O uso desses equipamentos é mais barato do que o de radiossondas e apresenta uma resolução temporal mais alta, isto é, é capaz de emitir os dados em um intervalo de tempo menor do que as radiossondas. Isso pode ser crucial para determinar ou prever alguma condição climática que pode definir uma atividade, como a decolagem de um avião.

A técnica é o foco do artigo “Ground-Based Microwave Radiometer Calibration: an Overview”, publicado na atual edição do JATM (Journal of Aerospace Technology and Management) e escrito por pesquisadores do Centro Nacional de Monitoramento e Alertas de Desastres Naturais - Cemaden.

O estudo mostra que o uso dos radiômetros de micro-ondas para sensoriamento remoto tem eficácia provada para várias aplicações: meteorologia, previsão do tempo, telecomunicações, astronomia, validação de dados de satélites e de radares.
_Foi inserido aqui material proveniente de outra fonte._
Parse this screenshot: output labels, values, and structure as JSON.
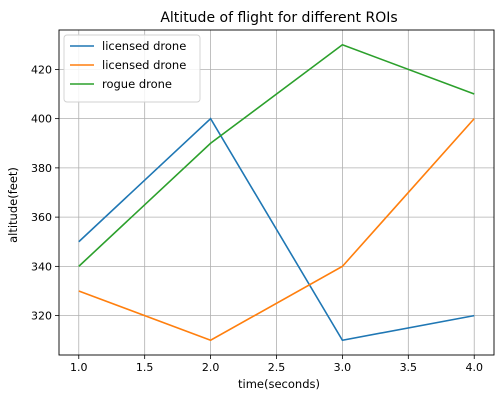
{
  "chart_data": {
    "type": "line",
    "title": "Altitude of flight for different ROIs",
    "xlabel": "time(seconds)",
    "ylabel": "altitude(feet)",
    "x": [
      1.0,
      2.0,
      3.0,
      4.0
    ],
    "xlim": [
      0.85,
      4.15
    ],
    "ylim": [
      304,
      436
    ],
    "xticks": [
      1.0,
      1.5,
      2.0,
      2.5,
      3.0,
      3.5,
      4.0
    ],
    "xtick_labels": [
      "1.0",
      "1.5",
      "2.0",
      "2.5",
      "3.0",
      "3.5",
      "4.0"
    ],
    "yticks": [
      320,
      340,
      360,
      380,
      400,
      420
    ],
    "ytick_labels": [
      "320",
      "340",
      "360",
      "380",
      "400",
      "420"
    ],
    "grid": true,
    "legend_position": "top-left",
    "series": [
      {
        "name": "licensed drone",
        "color": "#1f77b4",
        "values": [
          350,
          400,
          310,
          320
        ]
      },
      {
        "name": "licensed drone",
        "color": "#ff7f0e",
        "values": [
          330,
          310,
          340,
          400
        ]
      },
      {
        "name": "rogue drone",
        "color": "#2ca02c",
        "values": [
          340,
          390,
          430,
          410
        ]
      }
    ]
  }
}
Pesquisas que atestam o uso desse tipo de equipamento também contribuem para o desenvolvimento de novos modelos meteorológicos, que podem ser aplicados em dias abertos e também em dias nublados.
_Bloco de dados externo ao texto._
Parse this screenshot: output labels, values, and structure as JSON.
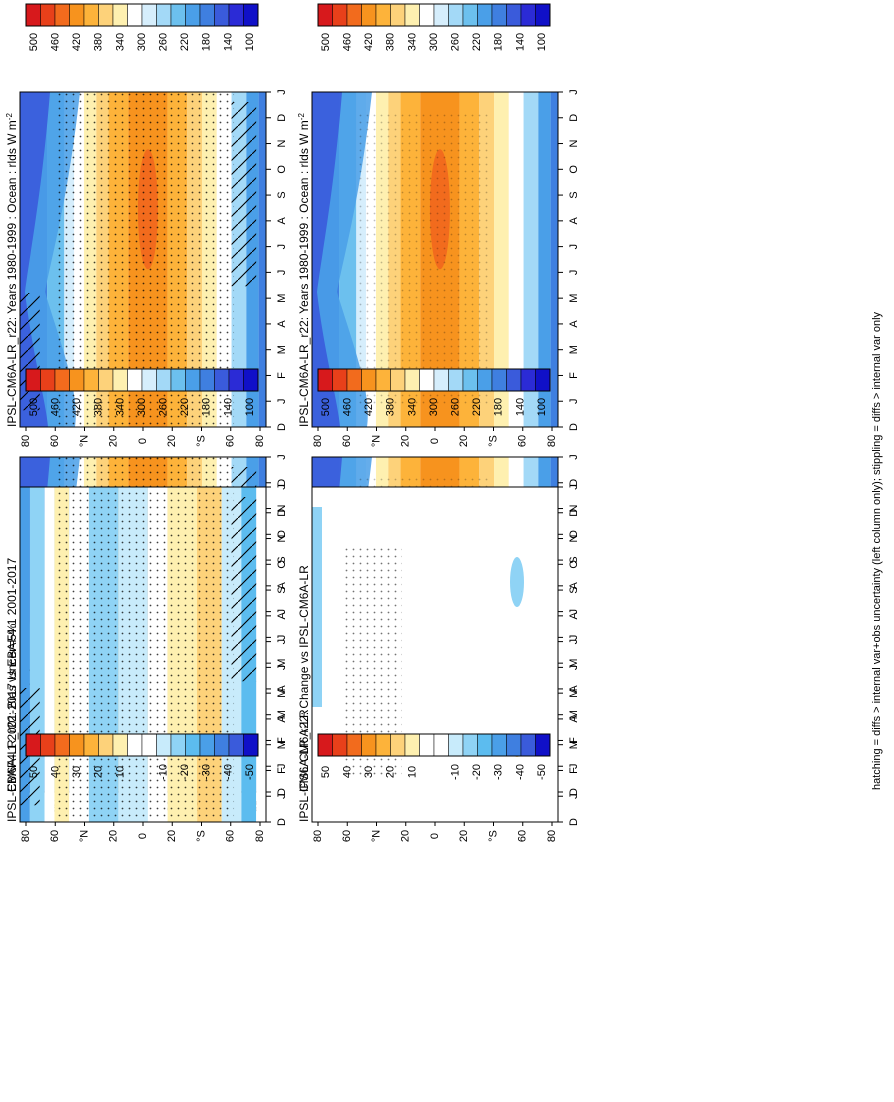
{
  "chart_data": {
    "type": "heatmap",
    "footnote": "hatching = diffs > internal var+obs uncertainty (left column only); stippling = diffs > internal var only",
    "months": [
      "D",
      "J",
      "F",
      "M",
      "A",
      "M",
      "J",
      "J",
      "A",
      "S",
      "O",
      "N",
      "D",
      "J"
    ],
    "lat_ticks": [
      "80",
      "60",
      "°N",
      "20",
      "0",
      "20",
      "°S",
      "60",
      "80"
    ],
    "panels": [
      {
        "id": "model_left",
        "title": "IPSL-CM6A-LR_r22: Years 1980-1999 : Ocean : rlds W m",
        "title_sup": "-2",
        "kind": "abs",
        "stipple": "dense",
        "hatch": true
      },
      {
        "id": "obs",
        "title": "EBAF4.1 2001-2017 Uncer=5%",
        "title_sup": "",
        "kind": "abs",
        "stipple": "dense",
        "hatch": true
      },
      {
        "id": "bias",
        "title": "IPSL-CM6A-LR_r22: Bias vs EBAF4.1 2001-2017",
        "title_sup": "",
        "kind": "diff",
        "stipple": "dense",
        "hatch": true
      },
      {
        "id": "model_right",
        "title": "IPSL-CM6A-LR_r22: Years 1980-1999 : Ocean : rlds W m",
        "title_sup": "-2",
        "kind": "abs",
        "stipple": "sparse",
        "hatch": false
      },
      {
        "id": "model_ref",
        "title": "IPSL-CM6A-LR",
        "title_sup": "",
        "kind": "abs",
        "stipple": "sparse",
        "hatch": false
      },
      {
        "id": "change",
        "title": "IPSL-CM6A-LR_r22: Change vs IPSL-CM6A-LR",
        "title_sup": "",
        "kind": "change",
        "stipple": "sparse",
        "hatch": false
      }
    ],
    "colorbars": [
      {
        "id": "cb_abs",
        "labels": [
          "500",
          "460",
          "420",
          "380",
          "340",
          "300",
          "260",
          "220",
          "180",
          "140",
          "100"
        ],
        "colors": [
          "#d7191c",
          "#e8401a",
          "#f26b1d",
          "#f7931e",
          "#fdb33a",
          "#fdd27a",
          "#fef0b0",
          "#ffffff",
          "#d6eefc",
          "#a3d9f7",
          "#6cc0ee",
          "#4a9fe8",
          "#3f7fe0",
          "#3a5bdb",
          "#2b2bd6",
          "#1010c8"
        ]
      },
      {
        "id": "cb_diff",
        "labels": [
          "50",
          "40",
          "30",
          "20",
          "10",
          "",
          "-10",
          "-20",
          "-30",
          "-40",
          "-50"
        ],
        "colors": [
          "#d7191c",
          "#e8401a",
          "#f26b1d",
          "#f7931e",
          "#fdb33a",
          "#fdd27a",
          "#fef0b0",
          "#ffffff",
          "#ffffff",
          "#c8ebfb",
          "#8fd3f5",
          "#5cbcef",
          "#4a9fe8",
          "#3f7fe0",
          "#3a5bdb",
          "#1010c8"
        ]
      }
    ]
  }
}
“Nossa pesquisa aponta a eficiência do uso de um radiômetro de micro-ondas e que a calibração absoluta do equipamento é um fator vital para seu correto funcionamento”, explicam Marcelo Miacci e Carlos Angelis, autores do estudo.

Biografias dos autores

Marcelo Miacci: Realizou pós-doutorado em meteorologia / senso- riamento remoto no Instituto Nacional de Pesquisas Espaciais (2012), possui doutorado em Física pelo Instituto Tecnológico de Aeronáutica (2007), mestrado em Física pelo Instituto Tecnológico de Aeronáutica (2002) e graduação em Engenharia Elétrica/Eletrônica pela Universidade do Vale do Paraíba (1999).
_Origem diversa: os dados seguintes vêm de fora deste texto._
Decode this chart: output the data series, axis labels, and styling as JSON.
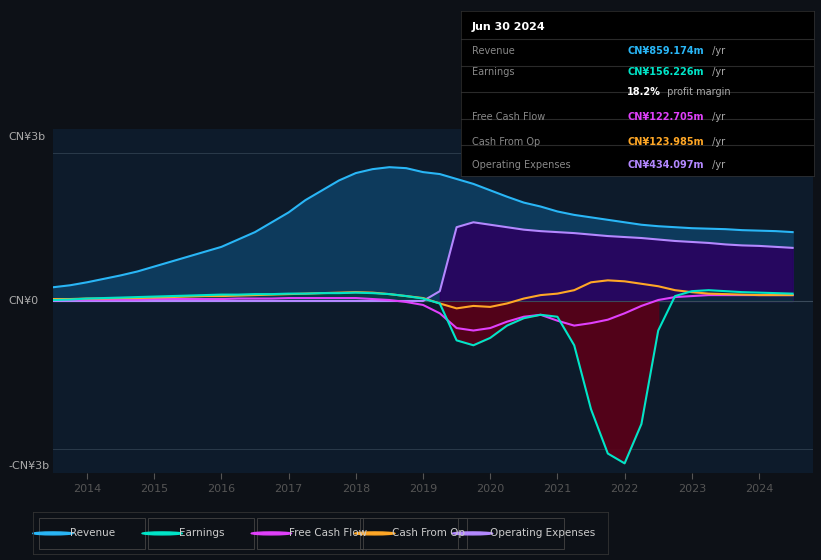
{
  "bg_color": "#0d1117",
  "plot_bg_color": "#0d1b2b",
  "ylabel_top": "CN¥3b",
  "ylabel_zero": "CN¥0",
  "ylabel_bottom": "-CN¥3b",
  "years": [
    2014,
    2015,
    2016,
    2017,
    2018,
    2019,
    2020,
    2021,
    2022,
    2023,
    2024
  ],
  "xlim": [
    2013.5,
    2024.8
  ],
  "ylim": [
    -3500000000.0,
    3500000000.0
  ],
  "revenue_color": "#29b6f6",
  "revenue_fill": "#0d3a5c",
  "earnings_color": "#00e5c8",
  "earnings_fill_neg": "#3d0010",
  "earnings_fill_pos": "#003d30",
  "fcf_color": "#e040fb",
  "cfo_color": "#ffa726",
  "opex_color": "#b388ff",
  "opex_fill": "#2d0060",
  "legend": [
    {
      "label": "Revenue",
      "color": "#29b6f6"
    },
    {
      "label": "Earnings",
      "color": "#00e5c8"
    },
    {
      "label": "Free Cash Flow",
      "color": "#e040fb"
    },
    {
      "label": "Cash From Op",
      "color": "#ffa726"
    },
    {
      "label": "Operating Expenses",
      "color": "#b388ff"
    }
  ],
  "info_date": "Jun 30 2024",
  "info_rows": [
    {
      "label": "Revenue",
      "value": "CN¥859.174m",
      "color": "#29b6f6",
      "suffix": " /yr"
    },
    {
      "label": "Earnings",
      "value": "CN¥156.226m",
      "color": "#00e5c8",
      "suffix": " /yr"
    },
    {
      "label": "",
      "value": "18.2%",
      "color": "#ffffff",
      "suffix": " profit margin"
    },
    {
      "label": "Free Cash Flow",
      "value": "CN¥122.705m",
      "color": "#e040fb",
      "suffix": " /yr"
    },
    {
      "label": "Cash From Op",
      "value": "CN¥123.985m",
      "color": "#ffa726",
      "suffix": " /yr"
    },
    {
      "label": "Operating Expenses",
      "value": "CN¥434.097m",
      "color": "#b388ff",
      "suffix": " /yr"
    }
  ]
}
Tem experiência na área de Eletromagnetismo aplicado, com ênfase em Engenharia Aeroespacial, Aeronáutica, Telecomunicações, Sensoriamento Remoto e meteorologia, atuando principalmente nos seguintes temas: Seção Reta Radar de alvos, Radares de solo e aeroembarcados, interação onda-matéria, materiais absorvedores de micro-ondas, sistemas de coleta de dados, telecomando e telemetria de satélites, radiotelescópios, radiometria de solo, antenas e circuitos ativos/passivos de micro-ondas. Trabalha atualmente no CEMADEN, em Cachoeira Paulista-SP.

Carlos F. de Angelis: é bolsista CNPq de Desenvolvimento Tecnológico e possui graduação em Geografia pela Universidade do Vale do Paraíba (1997), mestrado em Sensoriamento Remoto pelo Instituto Nacional de Pesquisas Espaciais - INPE (2000) e doutorado em Geografia e Ciências Ambientais - Universidade de Birmingham, Inglaterra (2004).

Tem experiência na área de Geociências e trabalha principalmente com temas ligados ao sensoriamento remoto da atmosfera, radar meteorológico, estimativa de precipitação e Sistemas de Informações Geográficas aplicado à Meteorologia, Meio Ambiente e Desastres Naturais. Atualmente é Pesquisador do CEMADEN. É membro do PMM Science Team da NASA, cujas pesquisas são focadas nos estudos da precipitação.